In all cases, the SOAP-GAP reduces the RMS force errors on complex defects (e.g., dislocation cores) by an order of magnitude relative to classical potentials or bispectrum-only descriptors.

6. Limitations and Challenges

Despite systematic improvability, several intrinsic and practical limitations exist (Szlachta, 2014, Klawohn et al., 2023):

Bispectrum descriptors converge non-monotonically with angular cutoff and are prone to high-frequency noise; SOAP avoids this by using Gaussians in the neighbor density.
Interpolation is reliable within the training manifold; extrapolation is unphysical unless the training database directly samples the relevant chemistry or topology.
DFT costs limit the diversity and size of training data; active learning and regression variance estimates can help fill important gaps (e.g., uncommon defect environments).
High-dimensional descriptors such as bond-based SOAP become computationally expensive for high-coordination environments; these are more suitable for low-coordination applications.
Explicit modeling of long-range effects (electrostatics, magnetism) requires augmentation, as current implementations are typically local and non-magnetic.
Transferability to multi-component alloys and handling of non-collinear magnetic order remains a frontier topic.

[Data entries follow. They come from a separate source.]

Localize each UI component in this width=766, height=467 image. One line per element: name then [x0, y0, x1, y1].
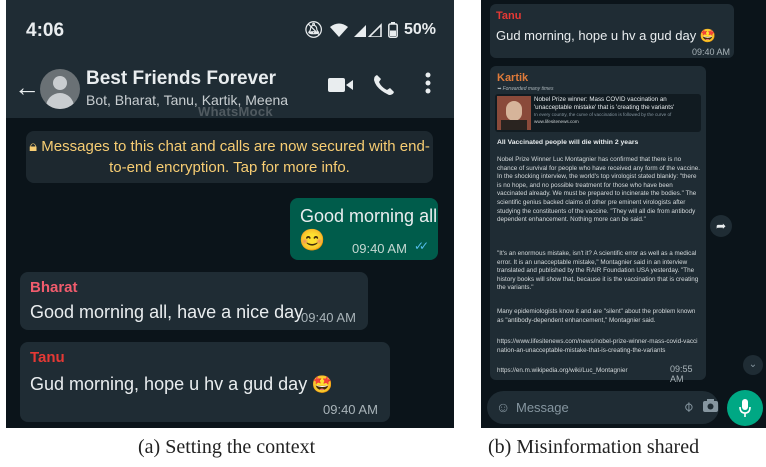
- caption-b: (b) Misinformation shared: [488, 436, 700, 458]
- preview-description: In every country, the curve of vaccinati…: [534, 112, 672, 117]
- scroll-down-icon[interactable]: ⌄: [743, 355, 763, 375]
- message-incoming[interactable]: Tanu Gud morning, hope u hv a gud day 🤩 …: [490, 4, 734, 58]
- star-eyes-emoji: 🤩: [699, 28, 717, 43]
- sender-name: Tanu: [496, 10, 522, 22]
- group-name[interactable]: Best Friends Forever: [86, 68, 276, 90]
- sender-name: Kartik: [497, 72, 529, 84]
- microphone-icon[interactable]: [727, 390, 763, 426]
- message-paragraph: "It's an enormous mistake, isn't it? A s…: [497, 250, 699, 292]
- message-outgoing[interactable]: Good morning all 😊 09:40 AM ✓✓: [290, 198, 438, 260]
- message-time: 09:40 AM: [323, 402, 378, 417]
- read-ticks-icon: ✓✓: [414, 239, 429, 253]
- message-time: 09:40 AM: [352, 241, 407, 256]
- back-arrow-icon[interactable]: ←: [14, 72, 40, 102]
- message-input[interactable]: Message: [516, 400, 569, 415]
- battery-icon: [388, 22, 398, 38]
- encryption-notice-text: Messages to this chat and calls are now …: [41, 138, 430, 176]
- message-text: Good morning all, have a nice day: [30, 302, 304, 322]
- message-headline: All Vaccinated people will die within 2 …: [497, 139, 639, 146]
- message-incoming[interactable]: Bharat Good morning all, have a nice day…: [20, 272, 368, 330]
- attach-icon[interactable]: ⌀: [679, 398, 697, 416]
- article-link[interactable]: https://www.lifesitenews.com/news/nobel-…: [497, 338, 701, 355]
- message-time: 09:40 AM: [301, 310, 356, 325]
- message-time: 09:40 AM: [692, 47, 731, 57]
- more-options-icon[interactable]: [425, 72, 431, 100]
- caption-a: (a) Setting the context: [138, 436, 316, 458]
- preview-title: Nobel Prize winner: Mass COVID vaccinati…: [534, 96, 675, 111]
- sender-name: Tanu: [30, 349, 65, 366]
- status-time: 4:06: [26, 20, 65, 41]
- preview-site: www.lifesitenews.com: [534, 119, 579, 124]
- status-bar: 4:06 🔕︎ 50%: [6, 0, 454, 60]
- encryption-notice[interactable]: 🔒︎ Messages to this chat and calls are n…: [26, 131, 433, 183]
- chat-screen-misinformation: Tanu Gud morning, hope u hv a gud day 🤩 …: [481, 0, 766, 428]
- mute-icon: 🔕︎: [303, 22, 324, 39]
- message-paragraph: Nobel Prize Winner Luc Montagnier has co…: [497, 156, 701, 224]
- forward-arrow-icon[interactable]: ➦: [710, 215, 732, 237]
- chat-screen-context: 4:06 🔕︎ 50% ← Best Friends Forever Bot, …: [6, 0, 454, 428]
- signal-icon: [353, 23, 382, 37]
- preview-thumbnail: [497, 96, 531, 130]
- star-eyes-emoji: 🤩: [311, 375, 333, 394]
- group-avatar[interactable]: [40, 69, 80, 109]
- message-paragraph: Many epidemiologists know it and are "si…: [497, 308, 696, 324]
- wikipedia-link[interactable]: https://en.m.wikipedia.org/wiki/Luc_Mont…: [497, 367, 637, 376]
- message-incoming[interactable]: Tanu Gud morning, hope u hv a gud day 🤩 …: [20, 342, 390, 422]
- watermark: WhatsMock: [198, 104, 273, 119]
- lock-icon: 🔒︎: [29, 138, 38, 155]
- voice-call-icon[interactable]: [373, 74, 395, 102]
- message-text: Good morning all: [300, 206, 438, 226]
- status-icons: 🔕︎ 50%: [304, 20, 436, 40]
- chat-header: ← Best Friends Forever Bot, Bharat, Tanu…: [6, 60, 454, 119]
- battery-level: 50%: [403, 21, 436, 38]
- message-composer[interactable]: ☺ Message ⌀: [487, 391, 719, 424]
- camera-icon[interactable]: [703, 399, 718, 417]
- link-preview[interactable]: Nobel Prize winner: Mass COVID vaccinati…: [495, 94, 701, 132]
- emoji-icon[interactable]: ☺: [496, 399, 510, 415]
- message-text: Gud morning, hope u hv a gud day: [496, 28, 697, 43]
- message-text: Gud morning, hope u hv a gud day: [30, 374, 308, 394]
- sender-name: Bharat: [30, 279, 78, 296]
- forwarded-icon: ➥: [497, 86, 502, 92]
- smile-emoji: 😊: [299, 229, 326, 252]
- forwarded-message[interactable]: Kartik ➥ Forwarded many times Nobel Priz…: [490, 66, 706, 384]
- video-call-icon[interactable]: [328, 76, 354, 99]
- forwarded-label: ➥ Forwarded many times: [497, 86, 554, 92]
- message-time: 09:55 AM: [670, 364, 693, 384]
- wifi-icon: [329, 23, 348, 37]
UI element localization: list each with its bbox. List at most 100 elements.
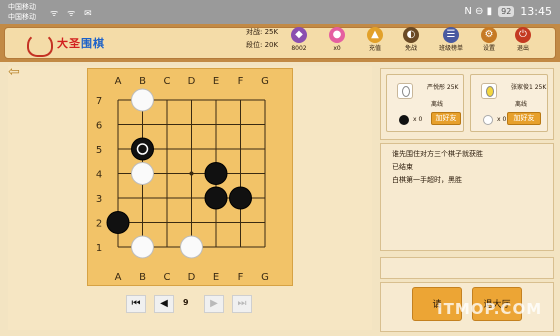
white-stone-icon bbox=[483, 115, 493, 125]
black-stone bbox=[106, 211, 130, 234]
white-stone bbox=[131, 235, 154, 259]
dan-rank-value: 20K bbox=[264, 41, 279, 49]
gear-icon: ⚙ bbox=[481, 27, 497, 43]
row-label: 5 bbox=[96, 145, 102, 156]
gear-button[interactable]: ⚙ 设置 bbox=[474, 27, 504, 57]
dan-rank: 段位: 20K bbox=[246, 41, 278, 50]
column-label: A bbox=[115, 76, 122, 87]
battle-rank: 对战: 25K bbox=[246, 28, 278, 37]
white-stone bbox=[131, 162, 154, 185]
game-log: 谁先围住对方三个棋子就获胜 已结束 白棋第一手超时，黑胜 bbox=[380, 143, 554, 251]
add-friend-button[interactable]: 加好友 bbox=[507, 112, 541, 125]
column-label: G bbox=[261, 76, 269, 87]
carrier-label: 中国移动 bbox=[8, 13, 36, 21]
battle-rank-value: 25K bbox=[264, 28, 279, 36]
mushroom-button[interactable]: ▲ 充值 bbox=[360, 27, 390, 57]
shield-button[interactable]: ◐ 免战 bbox=[396, 27, 426, 57]
system-icons: N ⊖ ▮ bbox=[464, 6, 493, 17]
column-label: D bbox=[188, 76, 196, 87]
player-name: 严悦彤 25K bbox=[427, 84, 459, 91]
row-label: 7 bbox=[96, 96, 102, 107]
signal-wifi-icons: ᯤ ᯤ ✉ bbox=[50, 9, 95, 19]
header-button-label: 8002 bbox=[291, 45, 307, 52]
black-stone bbox=[204, 162, 228, 185]
black-stone-icon bbox=[399, 115, 409, 125]
move-number: 9 bbox=[183, 298, 189, 307]
player-card-black: 严悦彤 25K 离线 x 0 加好友 bbox=[386, 74, 464, 132]
player-status: 离线 bbox=[431, 101, 444, 108]
captures-count: x 0 bbox=[413, 116, 423, 123]
egg-icon bbox=[481, 83, 497, 99]
column-label: B bbox=[139, 76, 146, 87]
column-label: C bbox=[164, 272, 171, 283]
power-icon: ⏻ bbox=[515, 27, 531, 43]
battery-indicator: 92 bbox=[498, 6, 515, 17]
leaderboard-button[interactable]: ☰ 班级榜单 bbox=[436, 27, 466, 57]
players-row: 严悦彤 25K 离线 x 0 加好友 张家俊1 25K 离线 x 0 加好友 bbox=[380, 68, 554, 140]
gem-icon: ◆ bbox=[291, 27, 307, 43]
column-label: D bbox=[188, 272, 196, 283]
column-label: F bbox=[238, 76, 244, 87]
captures-count: x 0 bbox=[497, 116, 507, 123]
first-move-button[interactable]: ⏮ bbox=[126, 295, 146, 313]
egg-button[interactable]: ● x0 bbox=[322, 27, 352, 57]
row-label: 6 bbox=[96, 121, 102, 132]
column-label: B bbox=[139, 272, 146, 283]
egg-shape bbox=[402, 86, 410, 97]
white-stone bbox=[131, 88, 154, 112]
status-right: N ⊖ ▮ 92 13:45 bbox=[464, 5, 552, 18]
logo-subtitle: 围棋 bbox=[81, 37, 105, 50]
player-name: 张家俊1 25K bbox=[511, 84, 547, 91]
black-stone bbox=[229, 186, 252, 210]
black-stone bbox=[204, 186, 228, 210]
mushroom-icon: ▲ bbox=[367, 27, 383, 43]
star-point bbox=[189, 171, 194, 176]
column-label: F bbox=[238, 272, 244, 283]
add-friend-button[interactable]: 加好友 bbox=[431, 112, 461, 125]
row-label: 3 bbox=[96, 194, 102, 205]
log-line: 谁先围住对方三个棋子就获胜 bbox=[392, 150, 483, 158]
shield-icon: ◐ bbox=[403, 27, 419, 43]
header-button-label: 班级榜单 bbox=[438, 45, 463, 52]
column-label: G bbox=[261, 272, 269, 283]
row-label: 4 bbox=[96, 170, 102, 181]
column-label: A bbox=[115, 272, 122, 283]
column-label: E bbox=[213, 272, 219, 283]
egg-icon bbox=[397, 83, 413, 99]
watermark: ITMOP.COM bbox=[437, 300, 543, 318]
next-move-button[interactable]: ▶ bbox=[204, 295, 224, 313]
chat-input[interactable] bbox=[380, 257, 554, 279]
header-button-label: 设置 bbox=[482, 45, 495, 52]
header-button-label: 充值 bbox=[368, 45, 381, 52]
column-label: C bbox=[164, 76, 171, 87]
battle-rank-label: 对战: bbox=[246, 28, 263, 36]
clock: 13:45 bbox=[520, 5, 552, 18]
black-stone bbox=[131, 137, 154, 161]
last-move-button[interactable]: ⏭ bbox=[232, 295, 252, 313]
logo-text: 大圣围棋 bbox=[57, 35, 105, 51]
egg-shape bbox=[486, 86, 494, 97]
player-status: 离线 bbox=[515, 101, 528, 108]
app-logo: 大圣围棋 bbox=[25, 33, 117, 59]
status-bar: 中国移动 中国移动 ᯤ ᯤ ✉ N ⊖ ▮ 92 13:45 bbox=[0, 0, 560, 24]
column-label: E bbox=[213, 76, 219, 87]
board-grid[interactable]: A A B B C C D D E E F F G G 7 6 5 4 3 2 1 bbox=[88, 69, 294, 287]
log-line: 已结束 bbox=[392, 163, 413, 171]
leaderboard-icon: ☰ bbox=[443, 27, 459, 43]
back-arrow-icon[interactable]: ⇦ bbox=[8, 64, 20, 80]
player-card-white: 张家俊1 25K 离线 x 0 加好友 bbox=[470, 74, 548, 132]
log-line: 白棋第一手超时，黑胜 bbox=[392, 176, 462, 184]
dan-rank-label: 段位: bbox=[246, 41, 263, 49]
header-button-label: x0 bbox=[333, 45, 341, 52]
power-button[interactable]: ⏻ 退出 bbox=[508, 27, 538, 57]
prev-move-button[interactable]: ◀ bbox=[154, 295, 174, 313]
header-button-label: 免战 bbox=[404, 45, 417, 52]
carrier-label: 中国移动 bbox=[8, 3, 36, 11]
white-stone bbox=[180, 235, 203, 259]
egg-icon: ● bbox=[329, 27, 345, 43]
gem-button[interactable]: ◆ 8002 bbox=[284, 27, 314, 57]
row-label: 1 bbox=[96, 243, 102, 254]
go-board[interactable]: A A B B C C D D E E F F G G 7 6 5 4 3 2 1 bbox=[87, 68, 293, 286]
logo-title: 大圣 bbox=[57, 37, 81, 50]
header-button-label: 退出 bbox=[516, 45, 529, 52]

7. Broader Impact and Applications

GAP models have been established as highly accurate, datadriven interatomic potentials for a broad swath of materials—metals, alloys, semiconductors, ionic solids, molecular materials, and coarse-grained biomolecules—enabling simulations of phase stability, defect energetics, lattice dynamics, and mechanical response at scales beyond traditional DFT (Szlachta, 2014, Babaei et al., 2019, Klawohn et al., 2023, John, 2016). Their systematic construction protocol—careful DFT sampling, robust local descriptors, kernel-based regression, and rigorously validated prediction—forms the foundation of machine-learned atomistic modeling in contemporary computational materials science.